Most of the building was destroyed, but the signature dome remained.

It is now surrounded by a beautiful city park.

Our group spent a lot of time there before going to the museum.

A metal girder twisted by the force and heat of the blast.

The dome is surrounded by flowers and bushes.

Several monuments surround the site.

People laid out paper cranes and other memorials at this rock.

At the time, it was said that nothing would grow in Hiroshima for 75 years. That turned out to be false.

Hiroshima is not the bombed out wasteland some might think it would be.

Though most of the city was destroyed, they started rebuilding immediately

Now it is a thriving city, with a healthy downtown and its own baseball team.

Across the bridge was the rest of the park and museum.

There were many monuments and works of art here.

Most prominant of all was the eternal flame, reflecting pool, and the museum.

A Police Officer straightens up some bouquets.

The arch frames the flame and the dome across the river.

Lots of people come here, including survivors of the attack.
The Children's Memorial is a pillar with a statue of a young girl on it. She is holding a framework representation of an origami paper crane. This comes from the story of a girl who survived the blast, but years later fell ill from complications of the radiation. She believed that if she folded one thousand paper cranes, she would be granted her wish to get better. She folded every day, eventually folding many more than a thousand, but in the end her sickness took her. The Children's Memorial pays tribute to her and all children who were hurt or killed by the blast.

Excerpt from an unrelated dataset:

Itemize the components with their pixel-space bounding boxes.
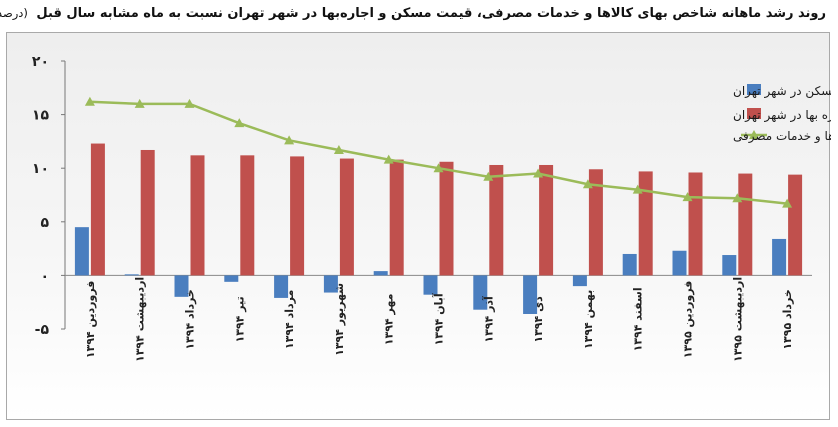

Children from all over Japan come to visit this memorial every year. Many leave long chains of folded paper cranes.

The cranes are stored at the monument. You can see the two booths on the right are completely full, with the third just beginning. (This Photo was taken by Lisa.)

The cranes are all different colors and made of all different materials.

Thousands of cranes accumulate over the course of the year.

Here some children play in a fountain near the Children's Memorial.

Very tiny paper cranes, the size of a fingernail. These are located inside the museum.
Inside the museum were several exhibits about the bombing of Hiroshima, and the use of Atomic bombs in general. The exhibits were not anti-American as some might think; they are simply anti-Atomic Bomb.

A Model of Hiroshima before the blast...

...And after.
Many objects that were damaged or melted in the heat of the A-Bomb blast are preserved here. It's hard to imagine the kind of heat it took to melt some of these objects; It's hard to imagine a human being surviving that kind of force.

A ceramic bottle melted by the heat.

A glass bottle deformed by the heat.

Another glass bottle shriveled in upon itself.

This was found under the body of a young boy; His lunch tin full of rice.

A burned tricycle.

The initial temperature of the blast burned out the black lettering of this sign. Only the white paper remains.

This shriveled glass bottle was available for people to touch. It felt bumpy, sort of like asphalt.

A stack of salt shakers fused together by the heat.

A collection of melted glasses.

The burned inner workings of a clock.

More deformed glass bottles. (Notice the stack of fused coins in the bottom left corner.)